The World Heritage Committee,
1. Having examined Documents WHC-08/32.COM/8B and WHC-08/32.COM/INF.8B1,
2. Inscribes Fujian Tulou, China, on the World Heritage List on the basis of criteria (iii), (iv) and (v);
3. Adopts the following Statement of Outstanding Universal Value:
The Fujian Tulou are the most representative and best preserved examples of the tulou of the mountainous regions of south-eastern China. The large, technically sophisticated and dramatic earthen defensive buildings, built between the 13th and 20th centuries, in their highly sensitive setting in fertile mountain valleys, are an extraordinary reflection of a communal response to settlement which has persisted over time. The tulou, and their extensive associated documentary archives, reflect the emergence, innovation, and development of an outstanding art of earthen building over seven centuries. The elaborate compartmentalised interiors, some with highly decorated surfaces, met both their communities' physical and spiritual needs and reflect in an extraordinary way the development of a sophisticated society in a remote and potentially hostile environment.
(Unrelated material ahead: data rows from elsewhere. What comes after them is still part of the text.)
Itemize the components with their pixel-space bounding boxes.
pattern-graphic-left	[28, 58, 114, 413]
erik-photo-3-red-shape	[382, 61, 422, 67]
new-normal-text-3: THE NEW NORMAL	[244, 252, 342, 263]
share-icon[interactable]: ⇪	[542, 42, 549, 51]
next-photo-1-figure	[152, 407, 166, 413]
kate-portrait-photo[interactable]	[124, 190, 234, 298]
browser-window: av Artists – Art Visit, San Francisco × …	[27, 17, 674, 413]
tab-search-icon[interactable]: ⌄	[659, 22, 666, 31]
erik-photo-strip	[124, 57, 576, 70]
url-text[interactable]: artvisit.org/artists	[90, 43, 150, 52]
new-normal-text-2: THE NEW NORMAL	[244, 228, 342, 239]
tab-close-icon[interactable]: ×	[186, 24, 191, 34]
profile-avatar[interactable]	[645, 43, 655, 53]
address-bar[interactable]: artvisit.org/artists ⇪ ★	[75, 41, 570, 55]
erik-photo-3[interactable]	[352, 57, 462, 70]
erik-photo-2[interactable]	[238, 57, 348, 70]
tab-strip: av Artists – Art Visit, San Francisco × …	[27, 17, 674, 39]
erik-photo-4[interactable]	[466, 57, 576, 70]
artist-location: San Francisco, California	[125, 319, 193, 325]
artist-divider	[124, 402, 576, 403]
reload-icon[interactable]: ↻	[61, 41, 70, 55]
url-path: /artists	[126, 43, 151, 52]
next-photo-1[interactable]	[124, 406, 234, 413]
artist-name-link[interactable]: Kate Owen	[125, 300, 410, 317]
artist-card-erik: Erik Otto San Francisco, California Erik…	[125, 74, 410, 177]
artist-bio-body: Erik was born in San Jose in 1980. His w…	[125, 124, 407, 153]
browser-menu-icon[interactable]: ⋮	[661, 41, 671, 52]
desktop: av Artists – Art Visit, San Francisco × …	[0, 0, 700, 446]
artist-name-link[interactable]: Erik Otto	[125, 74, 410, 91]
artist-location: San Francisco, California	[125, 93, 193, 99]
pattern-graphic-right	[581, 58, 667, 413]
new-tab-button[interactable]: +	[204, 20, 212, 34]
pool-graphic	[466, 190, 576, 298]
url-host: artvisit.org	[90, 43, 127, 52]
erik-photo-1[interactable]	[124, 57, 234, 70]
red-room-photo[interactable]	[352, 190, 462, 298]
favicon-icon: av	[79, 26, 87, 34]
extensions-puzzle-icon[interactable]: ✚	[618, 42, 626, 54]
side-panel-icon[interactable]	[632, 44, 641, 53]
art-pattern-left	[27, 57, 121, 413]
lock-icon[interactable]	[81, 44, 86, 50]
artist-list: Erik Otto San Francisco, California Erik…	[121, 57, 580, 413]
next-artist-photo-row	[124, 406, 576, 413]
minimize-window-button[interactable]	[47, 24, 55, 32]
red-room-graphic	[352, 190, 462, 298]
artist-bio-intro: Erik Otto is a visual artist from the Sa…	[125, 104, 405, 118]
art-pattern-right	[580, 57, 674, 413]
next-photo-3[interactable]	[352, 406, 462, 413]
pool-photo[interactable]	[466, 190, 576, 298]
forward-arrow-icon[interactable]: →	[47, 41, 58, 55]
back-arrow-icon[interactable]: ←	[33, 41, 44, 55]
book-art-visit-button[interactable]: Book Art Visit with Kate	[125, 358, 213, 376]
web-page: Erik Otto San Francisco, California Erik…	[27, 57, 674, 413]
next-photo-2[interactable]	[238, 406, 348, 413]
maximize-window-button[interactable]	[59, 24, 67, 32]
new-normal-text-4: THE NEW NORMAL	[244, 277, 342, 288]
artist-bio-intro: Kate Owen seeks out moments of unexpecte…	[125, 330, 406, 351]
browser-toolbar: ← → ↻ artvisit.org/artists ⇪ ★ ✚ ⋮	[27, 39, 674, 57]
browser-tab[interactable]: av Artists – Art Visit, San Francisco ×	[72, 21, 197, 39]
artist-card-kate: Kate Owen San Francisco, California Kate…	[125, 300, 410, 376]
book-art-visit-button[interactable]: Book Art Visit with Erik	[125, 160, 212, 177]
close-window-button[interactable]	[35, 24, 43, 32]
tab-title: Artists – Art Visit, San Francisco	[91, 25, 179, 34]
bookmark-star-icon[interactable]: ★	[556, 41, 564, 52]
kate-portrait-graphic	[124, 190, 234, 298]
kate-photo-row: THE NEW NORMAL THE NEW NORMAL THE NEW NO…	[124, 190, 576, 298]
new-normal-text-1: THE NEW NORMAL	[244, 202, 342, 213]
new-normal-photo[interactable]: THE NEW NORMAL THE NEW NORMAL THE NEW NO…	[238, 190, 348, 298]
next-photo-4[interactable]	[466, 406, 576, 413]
The relationship of the massive buildings to their landscape embodies both Feng Shui principles and ideas of landscape beauty and harmony.
Criterion (iii): The tulou bear an exceptional testimony to a long-standing cultural tradition of defensive buildings for communal living that reflect sophisticated building traditions and ideas of harmony and collaboration, well documented over time.
Criterion (iv): The tulou are exceptional in terms of size, building traditions and function, and reflect society's response to various stages in economic and social history within the wider region.
Criterion (v): The tulou as a whole and the nominated Fujian tulou in particular, in terms of their form are a unique reflection of communal living and defensive needs, and in terms of their harmonious relationship with their environment, an outstanding example of human settlement.
The authenticity of the tulou is related to sustaining the tulou themselves and their building traditions as well as the structures and processes associated with their farmed and forested landscape setting. The integrity of the tulou is related to their intactness as buildings but also to the intactness of the surrounding farmed and forested landscape - into which they were so carefully sited in accordance with Feng Shui principles.
The legal protection of the nominated areas and their buffer zones are adequate. The overall management system for the property is adequate, involving both government administrative bodies and local communities, although plans for the sustainability of the landscape that respect local farming and forestry traditions need to be better developed.
4. Recommends that the State Party give consideration to the following:
- a) as one of the main potential risks to the property is increased visitor numbers, there is a need to ensure that tourism protection plans are adhered to;
- b) care needs to be exercised to avoid maintenance and conservation activities that may have an adverse impact on the authenticity and integrity of tulou by means of policy and "best practice" guidelines
- c) improved plan for the sustainability of the farming landscape which respect local farming traditions should be developed;
- d) given the importance of the landscape setting of the tulou, consideration should be given to the protection of the wider setting of the property as well as the property and buffer zones;
- e) there should be a one-year re-evaluation of the monitoring system in detail;
- f) a coordinated overall interpretation and presentation plan at the provincial level is needed to ensure consistency in site interpretation and presentation. This should ensure consistency in quality and style from county to county, so as to create a recognizable visual identity in the eyes of visitors and local inhabitants.